The outcome of (1) and (3) above should be an improvement in the retention in engineering of program participants over a control group with similar characteristics. While the formative assessment indicated that the lower division students did recognize the leadership role of (most of) the senior leaders, we lack enough information to prove the causality ofthat mentoring relationship in any observed improvement in retention in engineering. Thus (1) and (3) are confounded without further qualitative research, and we are therefore assessing the objective, "improve retention by involving students in meaningful design experiences early in their academic careers and by providing senior leaders as role models for underclassmen." Based on objective (2) above, we expected to observe an improvement in the later performance of students, as measured by GPA.
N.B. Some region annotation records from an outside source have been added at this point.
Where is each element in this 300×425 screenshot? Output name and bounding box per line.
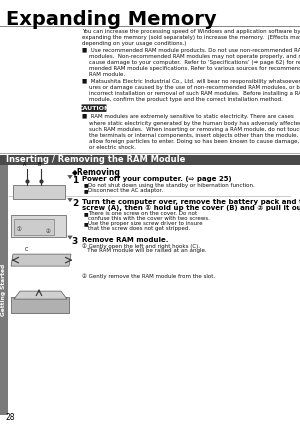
Text: such RAM modules.  When inserting or removing a RAM module, do not touch: such RAM modules. When inserting or remo… (82, 127, 300, 132)
Text: 3: 3 (72, 237, 78, 246)
Text: ◆Removing: ◆Removing (72, 167, 121, 177)
Bar (0, 164, 8, 415)
Text: CAUTION: CAUTION (78, 106, 110, 110)
Text: Turn the computer over, remove the battery pack and the: Turn the computer over, remove the batte… (82, 199, 300, 205)
Text: ■  Use recommended RAM module products. Do not use non-recommended RAM: ■ Use recommended RAM module products. D… (82, 48, 300, 53)
Polygon shape (14, 291, 67, 299)
Text: Do not shut down using the standby or hibernation function.: Do not shut down using the standby or hi… (88, 183, 255, 187)
Text: or electric shock.: or electric shock. (82, 145, 136, 150)
Text: that the screw does not get stripped.: that the screw does not get stripped. (88, 226, 190, 231)
Text: You can increase the processing speed of Windows and application software by: You can increase the processing speed of… (82, 29, 300, 34)
Text: B: B (37, 162, 41, 167)
Text: incorrect installation or removal of such RAM modules.  Before installing a RAM: incorrect installation or removal of suc… (82, 91, 300, 96)
Text: Inserting / Removing the RAM Module: Inserting / Removing the RAM Module (6, 155, 185, 164)
Text: module, confirm the product type and the correct installation method.: module, confirm the product type and the… (82, 97, 283, 102)
Text: expanding the memory (sold separately) to increase the memory.  (Effects may dif: expanding the memory (sold separately) t… (82, 35, 300, 40)
Text: allow foreign particles to enter. Doing so has been known to cause damage, fire: allow foreign particles to enter. Doing … (82, 139, 300, 144)
Text: ■  Matsushita Electric Industrial Co., Ltd. will bear no responsibility whatsoev: ■ Matsushita Electric Industrial Co., Lt… (82, 79, 300, 84)
FancyBboxPatch shape (13, 184, 65, 198)
Text: 1: 1 (72, 176, 78, 185)
Text: depending on your usage conditions.): depending on your usage conditions.) (82, 41, 186, 46)
Text: modules.  Non-recommended RAM modules may not operate properly, and may: modules. Non-recommended RAM modules may… (82, 54, 300, 59)
Text: confuse this with the cover with two screws.: confuse this with the cover with two scr… (88, 216, 210, 221)
Text: The RAM module will be raised at an angle.: The RAM module will be raised at an angl… (82, 248, 207, 253)
Text: the terminals or internal components, insert objects other than the module, or: the terminals or internal components, in… (82, 133, 300, 138)
Bar (0, 155, 300, 164)
Text: ① Gently open the left and right hooks (C).: ① Gently open the left and right hooks (… (82, 243, 200, 249)
Text: C: C (25, 247, 28, 252)
Text: ■: ■ (84, 183, 88, 187)
Text: ures or damage caused by the use of non-recommended RAM modules, or by: ures or damage caused by the use of non-… (82, 85, 300, 90)
Text: Getting Started: Getting Started (2, 264, 7, 316)
Text: Power off your computer. (⇨ page 25): Power off your computer. (⇨ page 25) (82, 176, 232, 182)
Text: screw (A), then ① hold up the cover (B) and ② pull it out.: screw (A), then ① hold up the cover (B) … (82, 204, 300, 211)
Text: 2: 2 (72, 199, 78, 208)
FancyBboxPatch shape (11, 215, 66, 237)
Text: Remove RAM module.: Remove RAM module. (82, 237, 169, 243)
Text: Use the proper size screw driver to insure: Use the proper size screw driver to insu… (88, 221, 202, 226)
Polygon shape (67, 175, 73, 179)
Bar (9, 196, 291, 197)
Text: ■  RAM modules are extremely sensitive to static electricity. There are cases: ■ RAM modules are extremely sensitive to… (82, 114, 294, 119)
Text: cause damage to your computer.  Refer to ‘Specifications’ (⇒ page 62) for recom-: cause damage to your computer. Refer to … (82, 60, 300, 65)
Text: where static electricity generated by the human body has adversely affected: where static electricity generated by th… (82, 121, 300, 126)
Text: RAM module.: RAM module. (82, 72, 125, 77)
Text: ■: ■ (84, 188, 88, 193)
Bar (0, 26, 300, 27)
Text: ■: ■ (84, 211, 88, 216)
Text: A: A (23, 162, 27, 167)
Text: Disconnect the AC adaptor.: Disconnect the AC adaptor. (88, 188, 163, 193)
Text: ② Gently remove the RAM module from the slot.: ② Gently remove the RAM module from the … (82, 273, 215, 279)
Polygon shape (67, 198, 73, 202)
FancyBboxPatch shape (11, 297, 69, 313)
Polygon shape (67, 235, 73, 240)
Text: ②: ② (46, 229, 51, 234)
Text: Expanding Memory: Expanding Memory (6, 10, 217, 29)
Text: 28: 28 (5, 413, 14, 422)
Polygon shape (11, 254, 71, 266)
FancyBboxPatch shape (14, 218, 54, 235)
Text: ■: ■ (84, 221, 88, 226)
Text: There is one screw on the cover. Do not: There is one screw on the cover. Do not (88, 211, 197, 216)
Text: ①: ① (17, 227, 22, 232)
Text: mended RAM module specifications. Refer to various sources for recommended: mended RAM module specifications. Refer … (82, 66, 300, 71)
FancyBboxPatch shape (82, 105, 106, 112)
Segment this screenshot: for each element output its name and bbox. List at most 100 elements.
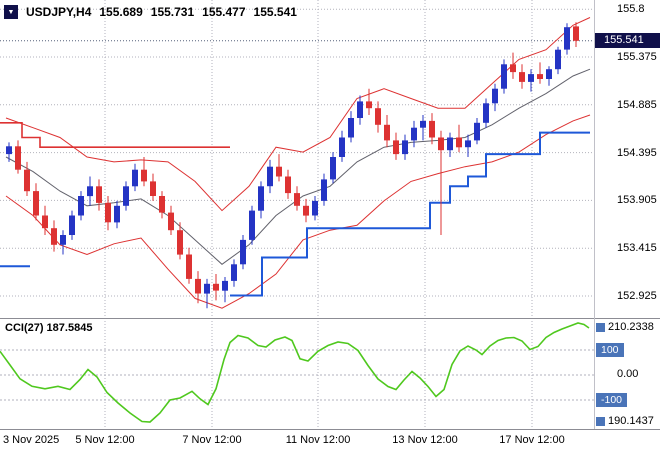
- candle-body: [159, 196, 165, 213]
- candle-body: [285, 176, 291, 194]
- open-price-label: 155.689: [99, 5, 143, 19]
- candle-body: [69, 215, 75, 235]
- cci-level-badge: 100: [596, 343, 624, 357]
- candle-body: [222, 280, 228, 291]
- candle-body: [186, 254, 192, 279]
- candle-body: [96, 186, 102, 203]
- candle-body: [555, 49, 561, 70]
- candle-body: [42, 215, 48, 229]
- candle-body: [123, 186, 129, 206]
- candle-body: [276, 166, 282, 177]
- cci-scale-marker: [596, 416, 605, 426]
- time-axis-label: 13 Nov 12:00: [392, 434, 458, 446]
- candle-body: [537, 74, 543, 79]
- candle-body: [564, 27, 570, 50]
- time-axis-label: 7 Nov 12:00: [182, 434, 242, 446]
- time-axis-label: 11 Nov 12:00: [285, 434, 351, 446]
- price-axis-label: 152.925: [617, 290, 657, 302]
- cci-axis-label: 0.00: [617, 368, 639, 380]
- candle-body: [330, 157, 336, 180]
- candle-body: [393, 140, 399, 155]
- candle-body: [204, 283, 210, 294]
- price-axis-label: 154.885: [617, 99, 657, 111]
- trailing-stop-lower-line: [230, 131, 590, 297]
- candle-body: [312, 200, 318, 216]
- candle-body: [60, 235, 66, 245]
- candle-body: [33, 191, 39, 216]
- price-axis-label: 153.415: [617, 242, 657, 254]
- candle-body: [456, 137, 462, 148]
- current-price-badge: 155.541: [595, 33, 660, 48]
- price-axis-label: 155.375: [617, 51, 657, 63]
- candle-body: [132, 169, 138, 187]
- candle-body: [438, 137, 444, 151]
- cci-scale-label: 210.2338: [608, 321, 654, 333]
- candle-body: [483, 103, 489, 123]
- candle-body: [411, 127, 417, 141]
- candle-body: [87, 186, 93, 197]
- candle-body: [150, 181, 156, 196]
- symbol-period-label: USDJPY,H4: [26, 5, 92, 19]
- candle-body: [177, 230, 183, 255]
- cci-scale-label: 190.1437: [608, 415, 654, 427]
- candle-body: [573, 26, 579, 41]
- symbol-dropdown-button[interactable]: ▼: [4, 5, 18, 19]
- candle-body: [51, 228, 57, 245]
- candle-body: [141, 169, 147, 182]
- candle-body: [15, 146, 21, 170]
- band-middle-line: [5, 68, 591, 265]
- candle-body: [357, 101, 363, 118]
- candle-body: [24, 169, 30, 192]
- triangle-down-icon: ▼: [7, 8, 15, 16]
- candle-body: [78, 196, 84, 216]
- cci-indicator-label: CCI(27) 187.5845: [5, 322, 93, 334]
- candle-body: [294, 193, 300, 206]
- candle-body: [492, 88, 498, 104]
- candle-body: [321, 179, 327, 201]
- price-axis-label: 154.395: [617, 147, 657, 159]
- candle-body: [519, 72, 525, 82]
- candle-body: [240, 239, 246, 265]
- chart-ohlc-header: ▼ USDJPY,H4 155.689 155.731 155.477 155.…: [4, 5, 297, 19]
- close-price-label: 155.541: [253, 5, 297, 19]
- candle-body: [303, 205, 309, 216]
- trailing-stop-upper-line: [0, 122, 230, 148]
- cci-line: [0, 322, 590, 423]
- time-axis-label: 5 Nov 12:00: [75, 434, 135, 446]
- candle-body: [501, 64, 507, 89]
- candle-body: [429, 120, 435, 138]
- candle-body: [510, 64, 516, 73]
- candle-body: [267, 166, 273, 187]
- candle-body: [366, 101, 372, 109]
- candle-body: [195, 278, 201, 294]
- candle-body: [420, 120, 426, 128]
- candle-body: [168, 212, 174, 231]
- cci-scale-entry: 190.1437: [596, 414, 654, 428]
- band-lower-line: [5, 114, 591, 309]
- cci-scale-entry: 210.2338: [596, 320, 654, 334]
- price-axis-label: 153.905: [617, 194, 657, 206]
- candle-body: [528, 74, 534, 82]
- candle-body: [339, 137, 345, 157]
- candle-body: [375, 108, 381, 125]
- candle-body: [474, 122, 480, 141]
- candle-body: [105, 202, 111, 223]
- candle-body: [402, 140, 408, 155]
- time-axis-label: 3 Nov 2025: [3, 434, 60, 446]
- time-axis-label: 17 Nov 12:00: [499, 434, 565, 446]
- band-upper-line: [5, 17, 591, 212]
- cci-level-badge: -100: [596, 393, 628, 407]
- price-axis-label: 155.8: [617, 3, 645, 15]
- candle-body: [6, 146, 12, 155]
- high-price-label: 155.731: [150, 5, 195, 19]
- low-price-label: 155.477: [202, 5, 246, 19]
- candle-body: [213, 283, 219, 291]
- candle-body: [231, 264, 237, 281]
- candle-body: [546, 69, 552, 79]
- candle-body: [465, 140, 471, 148]
- candle-body: [447, 137, 453, 151]
- candle-body: [114, 205, 120, 223]
- candle-body: [258, 186, 264, 211]
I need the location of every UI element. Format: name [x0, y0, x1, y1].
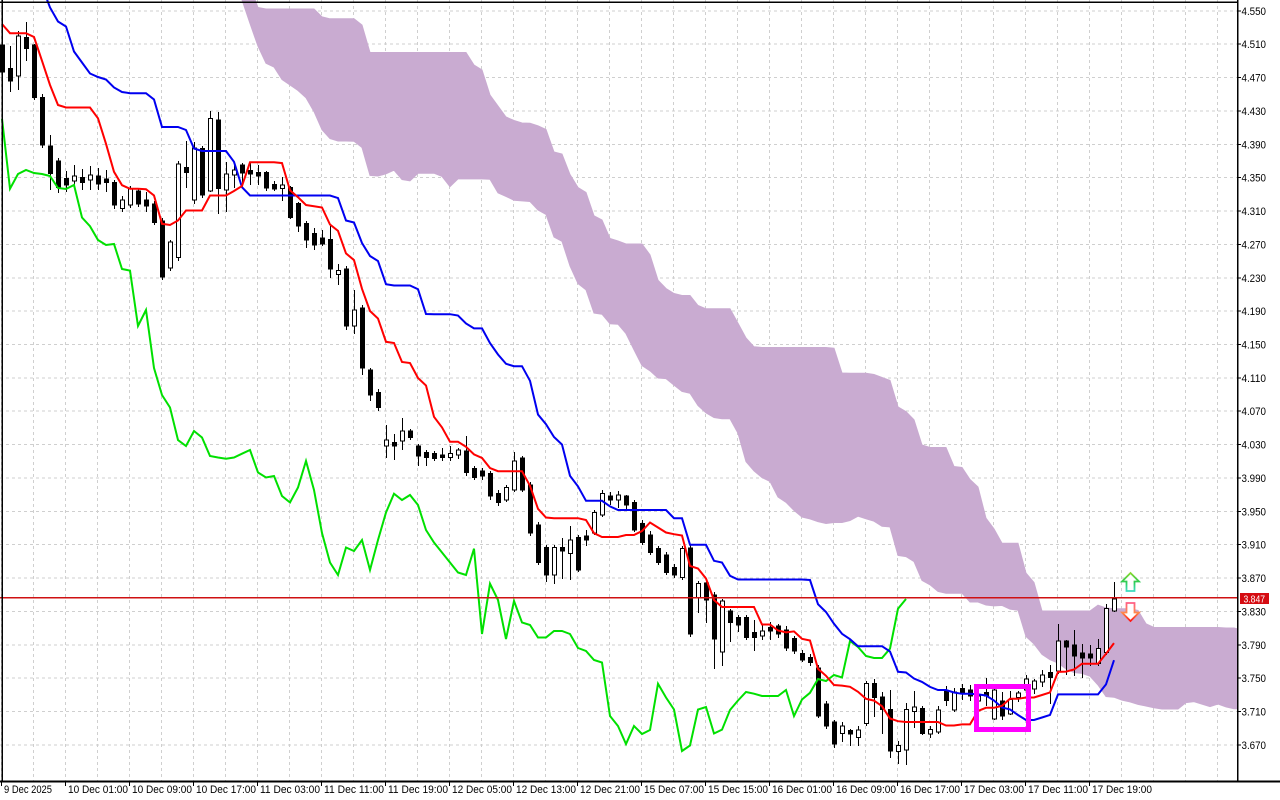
svg-text:15 Dec 15:00: 15 Dec 15:00 [708, 784, 768, 796]
svg-text:4.550: 4.550 [1242, 6, 1267, 18]
svg-text:4.070: 4.070 [1242, 406, 1267, 418]
svg-text:3.710: 3.710 [1242, 707, 1267, 719]
svg-text:3.830: 3.830 [1242, 607, 1267, 619]
svg-text:4.310: 4.310 [1242, 206, 1267, 218]
svg-text:12 Dec 21:00: 12 Dec 21:00 [580, 784, 640, 796]
svg-text:4.190: 4.190 [1242, 306, 1267, 318]
svg-text:16 Dec 09:00: 16 Dec 09:00 [836, 784, 896, 796]
svg-text:10 Dec 17:00: 10 Dec 17:00 [196, 784, 256, 796]
svg-text:4.110: 4.110 [1242, 373, 1267, 385]
svg-text:17 Dec 03:00: 17 Dec 03:00 [964, 784, 1024, 796]
svg-text:4.270: 4.270 [1242, 239, 1267, 251]
svg-text:16 Dec 17:00: 16 Dec 17:00 [900, 784, 960, 796]
svg-text:17 Dec 11:00: 17 Dec 11:00 [1028, 784, 1088, 796]
svg-text:3.790: 3.790 [1242, 640, 1267, 652]
svg-text:12 Dec 13:00: 12 Dec 13:00 [516, 784, 576, 796]
svg-text:15 Dec 07:00: 15 Dec 07:00 [644, 784, 704, 796]
svg-text:11 Dec 11:00: 11 Dec 11:00 [324, 784, 384, 796]
svg-text:3.870: 3.870 [1242, 573, 1267, 585]
svg-text:16 Dec 01:00: 16 Dec 01:00 [772, 784, 832, 796]
svg-text:11 Dec 19:00: 11 Dec 19:00 [388, 784, 448, 796]
svg-text:12 Dec 05:00: 12 Dec 05:00 [452, 784, 512, 796]
svg-text:3.950: 3.950 [1242, 506, 1267, 518]
svg-text:4.430: 4.430 [1242, 106, 1267, 118]
svg-text:3.910: 3.910 [1242, 540, 1267, 552]
svg-text:4.510: 4.510 [1242, 39, 1267, 51]
svg-text:4.030: 4.030 [1242, 440, 1267, 452]
svg-text:3.750: 3.750 [1242, 673, 1267, 685]
svg-text:10 Dec 01:00: 10 Dec 01:00 [68, 784, 128, 796]
svg-text:3.670: 3.670 [1242, 740, 1267, 752]
svg-text:3.990: 3.990 [1242, 473, 1267, 485]
svg-text:10 Dec 09:00: 10 Dec 09:00 [132, 784, 192, 796]
svg-text:17 Dec 19:00: 17 Dec 19:00 [1092, 784, 1152, 796]
svg-text:4.230: 4.230 [1242, 273, 1267, 285]
svg-text:4.350: 4.350 [1242, 173, 1267, 185]
svg-text:11 Dec 03:00: 11 Dec 03:00 [260, 784, 320, 796]
svg-text:4.470: 4.470 [1242, 73, 1267, 85]
svg-text:4.390: 4.390 [1242, 139, 1267, 151]
svg-text:4.150: 4.150 [1242, 340, 1267, 352]
svg-text:9 Dec 2025: 9 Dec 2025 [4, 784, 52, 796]
svg-text:3.847: 3.847 [1244, 594, 1266, 605]
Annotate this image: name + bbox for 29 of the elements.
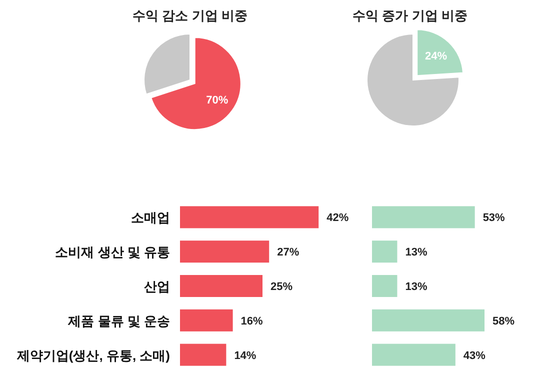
chart-title: 수익 감소 기업 비중 <box>132 8 248 23</box>
y-tick-label: 제약기업(생산, 유통, 소매) <box>16 348 170 363</box>
bar <box>180 309 233 332</box>
y-tick-label: 제품 물류 및 운송 <box>67 313 170 328</box>
data-label: 58% <box>492 315 515 328</box>
bar <box>180 206 319 228</box>
data-label: 27% <box>277 246 300 259</box>
bar <box>372 275 398 297</box>
data-label: 13% <box>405 281 428 293</box>
data-label: 13% <box>405 246 428 259</box>
bar <box>180 344 226 366</box>
data-label: 43% <box>463 350 486 362</box>
chart-title: 수익 증가 기업 비중 <box>352 8 468 23</box>
data-label: 70% <box>206 94 228 107</box>
y-tick-label: 소매업 <box>131 210 170 226</box>
bar <box>372 240 398 263</box>
data-label: 16% <box>240 315 264 328</box>
data-label: 42% <box>326 212 349 224</box>
bar <box>372 206 475 228</box>
data-label: 24% <box>424 50 448 63</box>
bar <box>372 309 485 332</box>
bar <box>372 344 456 366</box>
bar <box>180 240 270 263</box>
bar <box>180 275 262 297</box>
data-label: 25% <box>270 281 293 293</box>
y-tick-label: 산업 <box>144 279 170 294</box>
y-tick-label: 소비재 생산 및 유통 <box>55 244 170 260</box>
data-label: 14% <box>234 350 256 362</box>
data-label: 53% <box>482 212 506 224</box>
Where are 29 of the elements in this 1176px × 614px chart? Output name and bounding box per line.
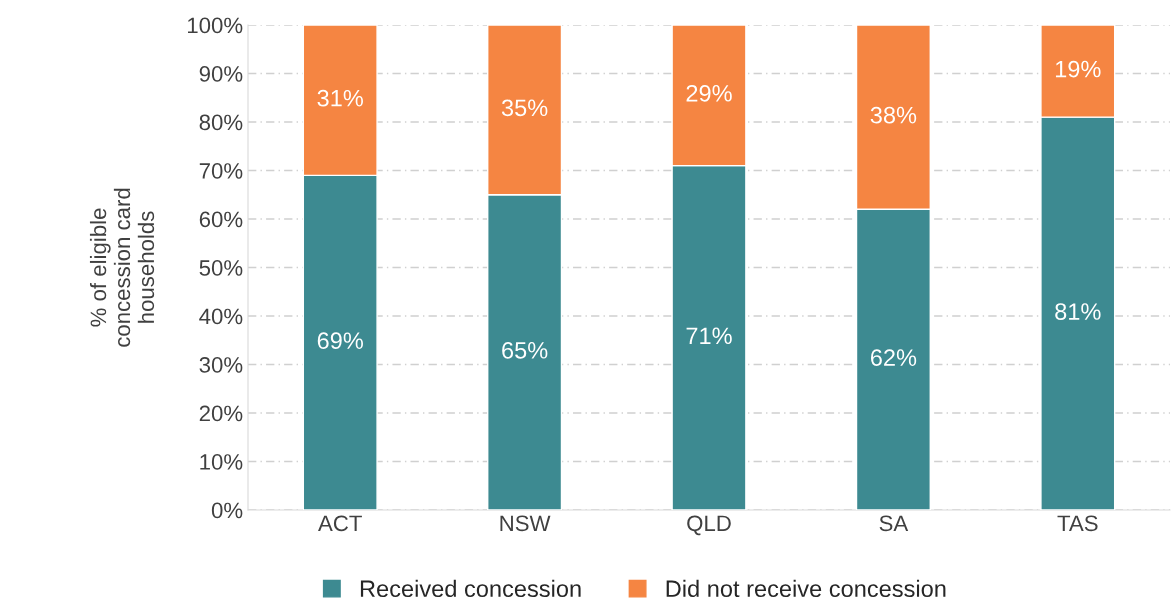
data-label: 81% xyxy=(1055,303,1101,320)
data-label: 71% xyxy=(686,327,732,345)
x-tick-label: NSW xyxy=(500,515,551,532)
data-label: 38% xyxy=(870,106,917,124)
y-tick-label: 60% xyxy=(199,211,243,228)
data-label: 31% xyxy=(317,89,363,107)
y-axis-title: % of eligible concession card households xyxy=(89,188,155,347)
data-label: 65% xyxy=(502,341,548,359)
y-tick-label: 80% xyxy=(199,114,243,131)
y-tick-label: 100% xyxy=(188,17,243,34)
x-tick-label: QLD xyxy=(687,515,731,536)
legend-label: Received concession xyxy=(360,579,581,598)
data-label: 62% xyxy=(870,349,917,366)
y-tick-label: 40% xyxy=(199,308,243,325)
y-tick-label: 10% xyxy=(200,454,243,470)
y-tick-label: 50% xyxy=(199,260,243,276)
y-tick-label: 0% xyxy=(211,502,243,519)
data-label: 29% xyxy=(686,84,732,102)
x-tick-label: TAS xyxy=(1057,515,1098,532)
y-tick-label: 30% xyxy=(199,357,243,373)
data-label: 35% xyxy=(501,99,548,117)
data-label: 19% xyxy=(1055,60,1101,78)
data-label: 69% xyxy=(317,332,363,350)
x-tick-label: ACT xyxy=(318,515,362,532)
y-tick-label: 20% xyxy=(199,405,243,422)
y-tick-label: 90% xyxy=(199,66,243,82)
legend-label: Did not receive concession xyxy=(666,579,946,598)
x-tick-label: SA xyxy=(879,515,909,532)
y-tick-label: 70% xyxy=(199,163,243,179)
Notably, the longitudinal study does not investigate the gain in entrepreneurial knowledge, skills, or attitudes that students in the Engineering Entrepreneurs Program may experience, focusing instead on persistence in engineering and academic success as measured by cumulative GPA. Even though EEP students certainly develop entrepreneurship knowledge, skills, and attitudes, the extent to which this is the case is not measured, nor is any connection established between the course content and these outcomes. Thus, the observed effect may be due to a variety of causes including learning about entrepreneurship as an engineering process and career (content), the process of simulating a small engineering business (experiential learning), and the partnership of freshman and sophomore engineering students with their junior and senior counterparts (affiliation).
Longitudinal study sample: Since these objectives are related to the benefits of participation by lower division (freshman and sophomore) students, only those students are included in this study. The number of lower division participants is shown along with the total number of participants in Table 4.
While enrollment clearly fluctuates, the fall 1997 enrollment attracts attention as unusually low. The course was not supposed to have been offered during that semester, but a small group of students were enrolled in it before the section was to be cancelled. A total enrollment for aE semesters of 139 is shown in Table 3, but repeat enrollment reduces the number available for study. Table 5 shows the frequency of participation of the 107 students who most commonly enrolled only once in the course in the time period of the study.